Tell us about the biography you wrote ‘Neelam - Mother of Hope and joy’, which you have dedicated to all parents of the world, especially mothers. 

Amateur writing, this book is all about the journey of a single mother who strikes a balance between her life, career and a very special child. I hope it will inspire parents, especially mothers, to cope with life better. 

What is your advice to parents of special children, especially mothers? 

First and foremost, a mother must not blame herself for her child’s condition. Secondly, acceptance is important and that should be immediately followed by medical care.

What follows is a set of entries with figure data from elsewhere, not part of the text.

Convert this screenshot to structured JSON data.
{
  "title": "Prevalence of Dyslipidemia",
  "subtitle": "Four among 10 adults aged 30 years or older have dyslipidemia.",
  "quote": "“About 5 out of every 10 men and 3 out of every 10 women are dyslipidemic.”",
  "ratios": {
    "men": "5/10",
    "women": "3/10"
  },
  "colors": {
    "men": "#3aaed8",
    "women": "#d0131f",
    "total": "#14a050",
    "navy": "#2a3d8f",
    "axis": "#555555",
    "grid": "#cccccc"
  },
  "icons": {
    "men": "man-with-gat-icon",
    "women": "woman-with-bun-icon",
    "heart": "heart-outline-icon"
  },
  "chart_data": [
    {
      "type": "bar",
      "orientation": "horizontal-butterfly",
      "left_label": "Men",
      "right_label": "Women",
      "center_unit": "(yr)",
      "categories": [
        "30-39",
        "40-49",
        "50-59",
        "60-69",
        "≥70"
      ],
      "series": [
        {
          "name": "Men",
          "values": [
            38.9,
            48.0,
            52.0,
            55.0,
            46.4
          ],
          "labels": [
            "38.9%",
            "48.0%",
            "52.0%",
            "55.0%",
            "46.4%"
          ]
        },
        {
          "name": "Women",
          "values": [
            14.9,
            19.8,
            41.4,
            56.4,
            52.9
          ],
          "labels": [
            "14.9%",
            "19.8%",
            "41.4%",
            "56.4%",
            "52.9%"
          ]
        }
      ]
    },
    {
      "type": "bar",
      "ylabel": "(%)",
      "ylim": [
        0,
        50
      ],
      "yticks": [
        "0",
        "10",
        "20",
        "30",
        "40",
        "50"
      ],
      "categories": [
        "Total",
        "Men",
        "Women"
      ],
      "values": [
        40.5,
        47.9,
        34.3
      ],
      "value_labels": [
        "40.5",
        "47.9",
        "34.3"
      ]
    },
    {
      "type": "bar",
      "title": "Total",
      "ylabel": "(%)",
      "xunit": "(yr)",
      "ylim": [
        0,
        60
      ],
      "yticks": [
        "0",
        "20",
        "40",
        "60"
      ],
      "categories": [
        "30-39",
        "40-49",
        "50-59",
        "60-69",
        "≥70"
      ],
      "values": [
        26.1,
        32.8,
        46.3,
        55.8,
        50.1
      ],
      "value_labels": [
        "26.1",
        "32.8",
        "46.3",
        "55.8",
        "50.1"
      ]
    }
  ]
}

The family has to shower more love and kindness on such children and not let them feel that they are a burden. Happiness is a vital supplement for their growth. Play with them; play music for them, it is therapeutic. Take them out for drives, outings. Put them into a special school, it is necessary for inculcating discipline as that environment aids in their wellbeing. Dress them well and take special care of their hygiene. Also, give them Tulsi as it is good for the throat, these kids are prone to cough and colds. 

And my very special request is to people in general. Please be kind and empathetic to special children and their parents.